In a blunt signal of the coalition’s unease, about 20 diplomats from NATO countries, including the United States, summoned Khan for dinner in early December at the German ambassador’s residence in Islamabad. According to Khan and others present, the encounter became tense.
“They kept saying, ‘Look, we have nothing to do with it; it’s all the CIA’ ” carrying out the drone attacks, Khan recalled. “I said, ‘Look, you are all coalition partners.’ ”
At one point, Khan said, he asked the European diplomats how they would feel if Pakistan started secretly killing people living in their countries who were wanted on warrants in Pakistan.
Critics in government
Sharif’s government is starting to increase its criticism of Khan, who is also holding a series of demonstrations against Sharif’s economic policies and rising inflation.

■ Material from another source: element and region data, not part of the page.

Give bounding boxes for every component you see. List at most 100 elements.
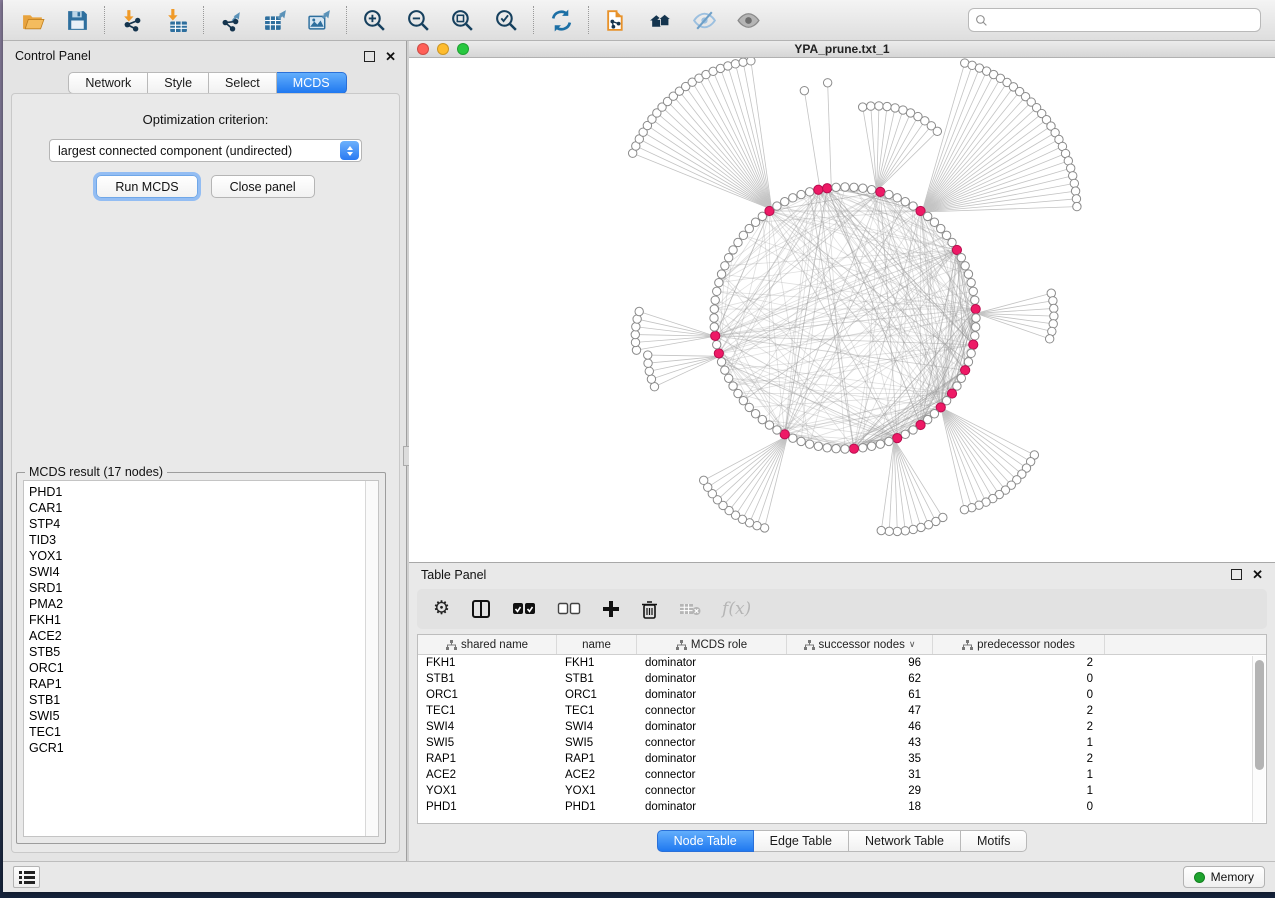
list-item[interactable]: SWI5	[29, 708, 365, 724]
table-row[interactable]: YOX1 YOX1 connector 29 1	[418, 783, 1266, 799]
float-panel-icon[interactable]	[1231, 569, 1242, 580]
table-row[interactable]: TEC1 TEC1 connector 47 2	[418, 703, 1266, 719]
duplicate-network-icon	[604, 8, 629, 33]
refresh-view-button[interactable]	[539, 3, 583, 37]
list-item[interactable]: STP4	[29, 516, 365, 532]
column-header-shared-name[interactable]: shared name	[418, 635, 557, 654]
float-panel-icon[interactable]	[364, 51, 375, 62]
close-window-icon[interactable]	[417, 43, 429, 55]
mcds-result-group: MCDS result (17 nodes) PHD1CAR1STP4TID3Y…	[16, 472, 386, 844]
first-neighbors-button[interactable]	[638, 3, 682, 37]
list-item[interactable]: RAP1	[29, 676, 365, 692]
import-table-button[interactable]	[154, 3, 198, 37]
network-graph[interactable]	[409, 58, 1275, 557]
close-panel-button[interactable]: Close panel	[211, 175, 315, 198]
list-item[interactable]: FKH1	[29, 612, 365, 628]
close-panel-icon[interactable]: ✕	[1252, 569, 1263, 580]
zoom-fit-button[interactable]	[440, 3, 484, 37]
table-settings-button[interactable]: ⚙	[433, 597, 450, 621]
show-all-button[interactable]	[726, 3, 770, 37]
table-row[interactable]: ORC1 ORC1 dominator 61 0	[418, 687, 1266, 703]
attribute-icon	[676, 640, 687, 650]
hide-selected-button[interactable]	[682, 3, 726, 37]
table-body: FKH1 FKH1 dominator 96 2 STB1 STB1	[418, 655, 1266, 823]
list-item[interactable]: ORC1	[29, 660, 365, 676]
table-row[interactable]: RAP1 RAP1 dominator 35 2	[418, 751, 1266, 767]
list-item[interactable]: YOX1	[29, 548, 365, 564]
list-item[interactable]: GCR1	[29, 740, 365, 756]
table-row[interactable]: SWI4 SWI4 dominator 46 2	[418, 719, 1266, 735]
trash-icon	[641, 600, 658, 619]
table-row[interactable]: PHD1 PHD1 dominator 18 0	[418, 799, 1266, 815]
export-image-icon	[307, 8, 332, 33]
zoom-selected-button[interactable]	[484, 3, 528, 37]
network-title: YPA_prune.txt_1	[409, 42, 1275, 56]
control-tab[interactable]: Style	[148, 72, 209, 94]
control-tab[interactable]: MCDS	[277, 72, 347, 94]
list-item[interactable]: TID3	[29, 532, 365, 548]
table-row[interactable]: STB1 STB1 dominator 62 0	[418, 671, 1266, 687]
delete-columns-button[interactable]	[641, 597, 658, 621]
search-box	[968, 8, 1261, 32]
search-input[interactable]	[993, 13, 1254, 27]
list-scrollbar[interactable]	[365, 481, 378, 836]
show-columns-button[interactable]	[471, 597, 491, 621]
column-header-successor-nodes[interactable]: successor nodes ∨	[787, 635, 933, 654]
table-tab[interactable]: Network Table	[849, 830, 961, 852]
maximize-window-icon[interactable]	[457, 43, 469, 55]
table-header: shared name name MCDS role successor nod…	[418, 635, 1266, 655]
zoom-out-icon	[406, 8, 431, 33]
app-window: Control Panel ✕ NetworkStyleSelectMCDS O…	[3, 0, 1275, 892]
control-tab[interactable]: Network	[68, 72, 148, 94]
export-image-button[interactable]	[297, 3, 341, 37]
list-item[interactable]: SWI4	[29, 564, 365, 580]
network-canvas[interactable]	[409, 58, 1275, 562]
criterion-select[interactable]: largest connected component (undirected)	[49, 139, 362, 162]
list-item[interactable]: STB1	[29, 692, 365, 708]
table-scrollbar[interactable]	[1252, 656, 1265, 822]
run-mcds-button[interactable]: Run MCDS	[96, 175, 197, 198]
export-network-button[interactable]	[209, 3, 253, 37]
list-item[interactable]: PHD1	[29, 484, 365, 500]
close-panel-icon[interactable]: ✕	[385, 51, 396, 62]
control-tab[interactable]: Select	[209, 72, 277, 94]
attribute-icon	[804, 640, 815, 650]
mcds-result-title: MCDS result (17 nodes)	[25, 465, 167, 479]
column-header-predecessor-nodes[interactable]: predecessor nodes	[933, 635, 1105, 654]
export-network-icon	[219, 8, 244, 33]
list-item[interactable]: CAR1	[29, 500, 365, 516]
list-item[interactable]: PMA2	[29, 596, 365, 612]
toolbar-separator	[346, 6, 347, 34]
table-row[interactable]: SWI5 SWI5 connector 43 1	[418, 735, 1266, 751]
duplicate-network-button[interactable]	[594, 3, 638, 37]
list-item[interactable]: TEC1	[29, 724, 365, 740]
table-tab[interactable]: Node Table	[657, 830, 754, 852]
scrollbar-thumb[interactable]	[1255, 660, 1264, 770]
show-log-button[interactable]	[13, 866, 40, 888]
table-tab[interactable]: Edge Table	[754, 830, 849, 852]
column-header-name[interactable]: name	[557, 635, 637, 654]
zoom-in-button[interactable]	[352, 3, 396, 37]
open-file-button[interactable]	[11, 3, 55, 37]
list-item[interactable]: ACE2	[29, 628, 365, 644]
zoom-out-button[interactable]	[396, 3, 440, 37]
select-all-button[interactable]	[512, 597, 536, 621]
save-session-button[interactable]	[55, 3, 99, 37]
network-title-bar: YPA_prune.txt_1	[409, 41, 1275, 58]
list-item[interactable]: STB5	[29, 644, 365, 660]
table-row[interactable]: FKH1 FKH1 dominator 96 2	[418, 655, 1266, 671]
create-column-button[interactable]	[602, 597, 620, 621]
deselect-all-button[interactable]	[557, 597, 581, 621]
import-network-button[interactable]	[110, 3, 154, 37]
open-folder-icon	[21, 8, 46, 33]
function-builder-button[interactable]: f(x)	[722, 597, 751, 621]
table-tab[interactable]: Motifs	[961, 830, 1027, 852]
minimize-window-icon[interactable]	[437, 43, 449, 55]
column-header-mcds-role[interactable]: MCDS role	[637, 635, 787, 654]
delete-table-button[interactable]	[679, 597, 701, 621]
export-table-button[interactable]	[253, 3, 297, 37]
list-item[interactable]: SRD1	[29, 580, 365, 596]
import-network-icon	[120, 8, 145, 33]
memory-button[interactable]: Memory	[1183, 866, 1265, 888]
table-row[interactable]: ACE2 ACE2 connector 31 1	[418, 767, 1266, 783]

Information Minister Pervez Rasheed accused Khan of being a demagogue “trying to divert the attention of people from his failures” in his province.
“It is the right of every individual to protest, but the way PTI has blocked NATO supplies, it will create problems for the country at an international level,” Rasheed said in an interview.
Even some conservative religious politicians question Khan’s strategy.
“He is providing an excuse to the U.S. to remain on Afghanistan’s soil,” said Abdul Jalil Jan, a leader of the Jamiat Ulema-e-Islam-Sami party in Kyber Pakhunkhwa.
But on a recent visit by a reporter to protest camps near Peshawar, party workers chanted “Long live Imran Khan” as they waited to quiz the next round of truck drivers on their cargo.
Haq Nawaz Khan in Peshawar, Shaiq Hussain in Islamabad and Craig Whitlock in Washington contributed to this report.